I'm not seeing Lijit on your site. I tried it out before, but found that the terms it used were not quite as nice as the terms I could choose on eLearning Learning. I also found that it emphasized terms that really were not all that relevant. But maybe I should check it again.
I wonder if we should look to something like Lijit for eLearning Learning?
I agree with you that eLL is not really a blog. It's definitely an aggregator, filter, etc. Something different than a blog.
@Ken you've sparked several thoughts.
1. Your best post lists right now in your sidebar are from postrank and from GA. eLL comes up with best posts of:
* Working With Online Learning Communities
* Elearning - A Primer
* Champion Elearning Myths
* Complexity Science and Social Media Learning
* The Elearning Apprentice
I'd be curious your reaction to the various lists of "Best Posts".
2) We can likely generate a portion of your index page automatically. Particularly, we can show the "Best" list for any keyword or even any arbitrary search string.

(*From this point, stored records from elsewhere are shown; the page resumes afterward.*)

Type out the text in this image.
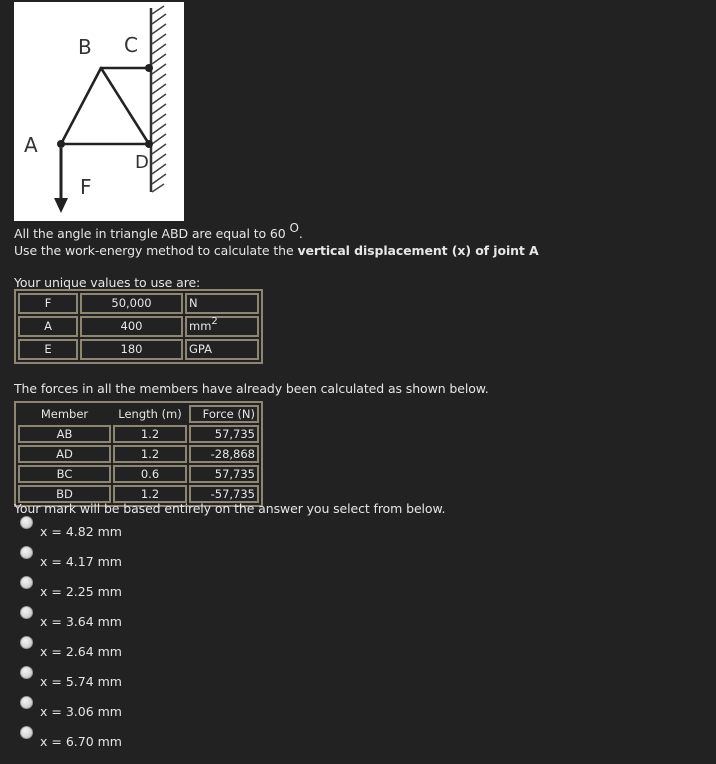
B C
A
D
F
All the angle in triangle ABD are equal to 60 O.
Use the work-energy method to calculate the vertical displacement (x) of joint A
Your unique values to use are:
F	50,000	N
A	400	$mm^2$
E	180	GPA
The forces in all the members have already been calculated as shown below.
Member	Length (m)	Force (N)
AB	1.2	57,735
AD	1.2	-28,868
BC	0.6	57,735
BD	1.2	-57,735
Your mark will be based entirely on the answer you select from below.
x = 4.82 mm
x = 4.17 mm
x = 2.25 mm
x = 3.64 mm
x = 2.64 mm
x = 5.74 mm
x = 3.06 mm
x = 6.70 mm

Thus, we could quite easily generate a page that has a series of keywords that show the Best 5 below that and a link to More.
Likely you wouldn't like that as much as people who were not willing to spend the time. I personally, would really like it.

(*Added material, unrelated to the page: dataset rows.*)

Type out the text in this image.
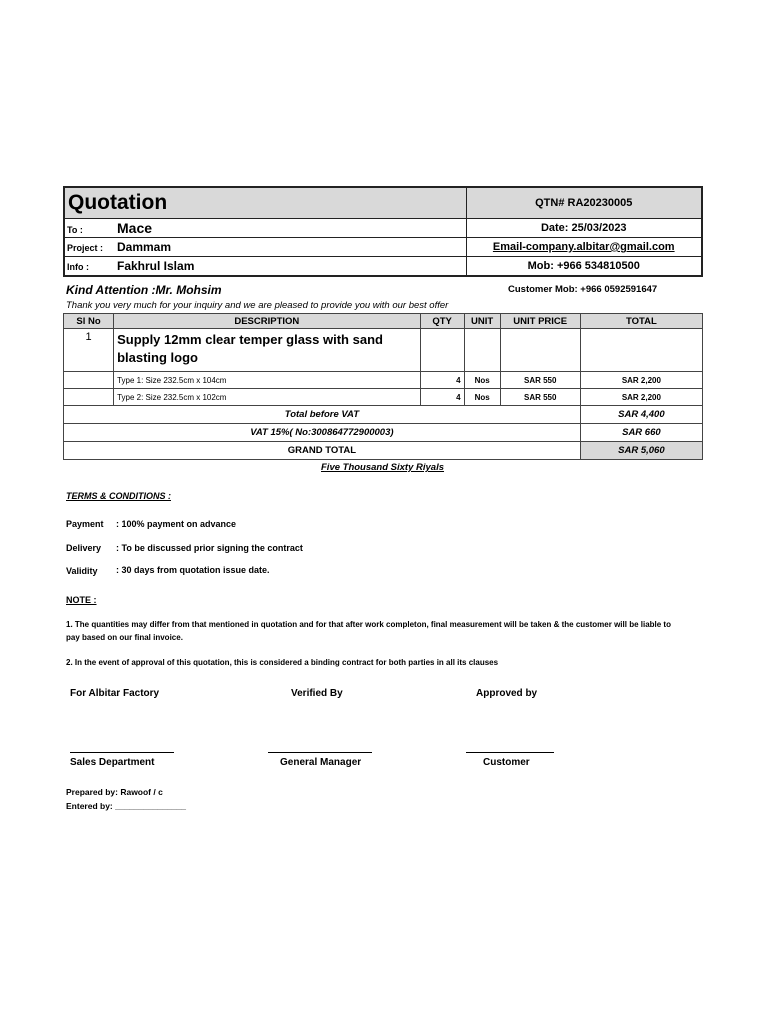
Quotation	QTN# RA20230005
To : Mace	Date: 25/03/2023
Project : Dammam	Email-company.albitar@gmail.com
Info : Fakhrul Islam	Mob: +966 534810500
Kind Attention :Mr. Mohsim	Customer Mob: +966 0592591647
Thank you very much for your inquiry and we are pleased to provide you with our best offer
Sl No	DESCRIPTION	QTY	UNIT	UNIT PRICE	TOTAL
1	Supply 12mm clear temper glass with sand blasting logo				
	Type 1: Size 232.5cm x 104cm	4	Nos	SAR 550	SAR 2,200
	Type 2: Size 232.5cm x 102cm	4	Nos	SAR 550	SAR 2,200
Total before VAT					SAR 4,400
VAT 15%( No:300864772900003)					SAR 660
GRAND TOTAL					SAR 5,060
Five Thousand Sixty Riyals
TERMS & CONDITIONS :
Payment : 100% payment on advance
Delivery : To be discussed prior signing the contract
Validity : 30 days from quotation issue date.
NOTE :
1. The quantities may differ from that mentioned in quotation and for that after work completon, final measurement will be taken & the customer will be liable to
pay based on our final invoice.
2. In the event of approval of this quotation, this is considered a binding contract for both parties in all its clauses
For Albitar Factory	Verified By	Approved by
Sales Department	General Manager	Customer
Prepared by: Rawoof / c
Entered by: _______________
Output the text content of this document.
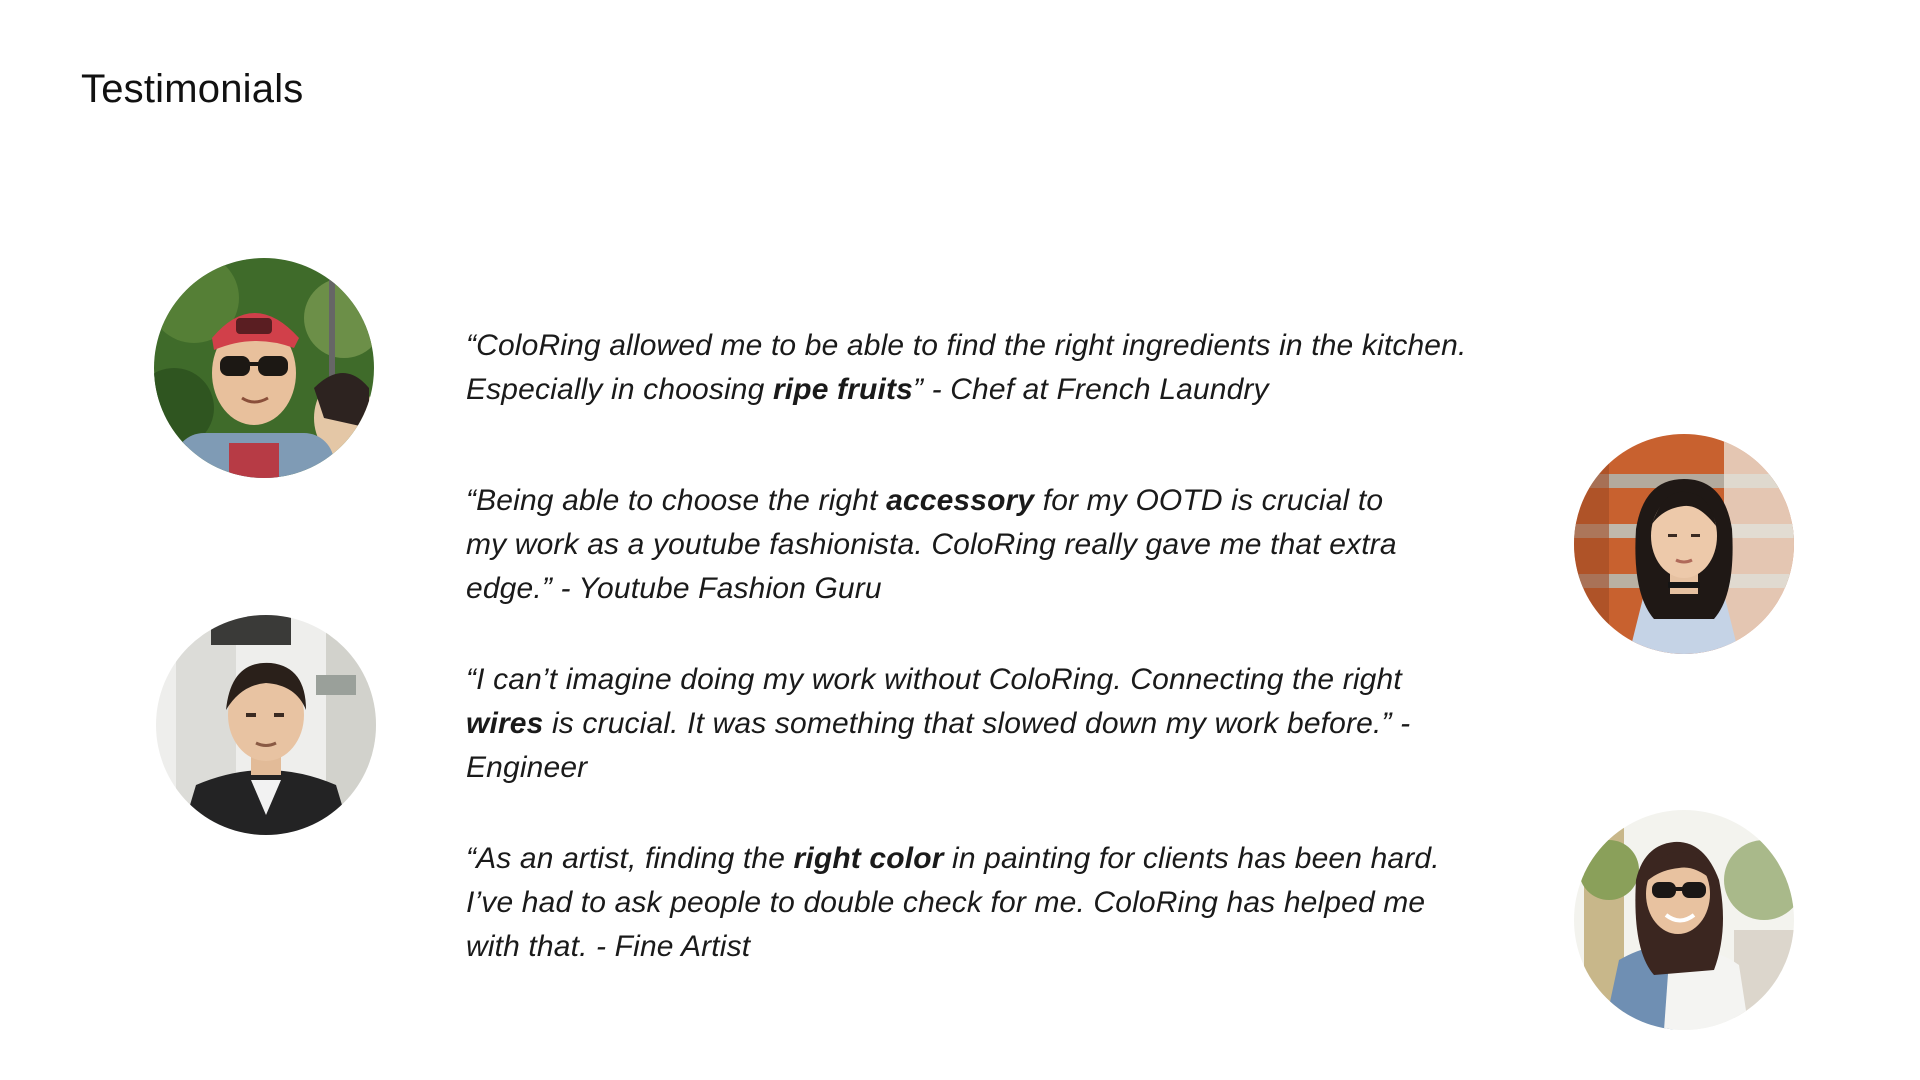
Testimonials

“ColoRing allowed me to be able to find the right ingredients in the kitchen. Especially in choosing ripe fruits” - Chef at French Laundry

“Being able to choose the right accessory for my OOTD is crucial to my work as a youtube fashionista. ColoRing really gave me that extra edge.” - Youtube Fashion Guru

“I can’t imagine doing my work without ColoRing. Connecting the right wires is crucial. It was something that slowed down my work before.” - Engineer

“As an artist, finding the right color in painting for clients has been hard. I’ve had to ask people to double check for me. ColoRing has helped me with that. - Fine Artist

I'm thinking it's basically a meld of the ideas coming in here.
It combines a little of my First Time User's Guide / profile information along with the best stuff organized.
Would bloggers want this? Would they link to it and use it?
Would end users find value?
Right now I'm thinking the best of widget is the highest value items, but maybe I'm wrong.
Kia ora e Tony!
I enjoy the 'Best Lists' as they give me access to see what people are reading and also access to other articles that I didn't read and that maybe I should. I've no objections to being advised to read things. I get a lot of advice from people who know I read a lot and I end up reading a lot more. That's fine.
I would never object to any method of directing visitors to my blog so that they can find stuff they want to read. I would not regard those mechanisms as competition to what I do in providing an index - that would be daft. There is no competition. First time visitors are first time visitors though. They come from anywhere. The index is available on every post, as is your Guide to Visitors. If a visitor finds something in the index that's not listed elsewhere, the index is providing a service.
I have two lists of best posts in the side-bar for the simple reason that, at the moment I'm experimenting and simply making observations on their correlations. A few other bloggers, who suggested I use GoogleA and PRank may well be interested in these results too.
But if someone comes up with an idea for a new or better way for them to access posts (and the comment requests are up on my blog) I'm always willing to read it. Always willing to read suggestions. :-)
Catchya later
Kia ora e Tony!
With reflection - where is there the widget on eLL that does what you've shown here? There is one that I can use? (OK, I'm maybe a bit slow - but I get there :-) Point me to it. I'd be very interested - seriously.
Catchya
Hi Ken,
There's no widget right now. But we are considering adding that as a widget. But also trying to figure out if that would appeal to bloggers.
Seems like it appeals to you at least. :)
I'll let you know when we have something like that.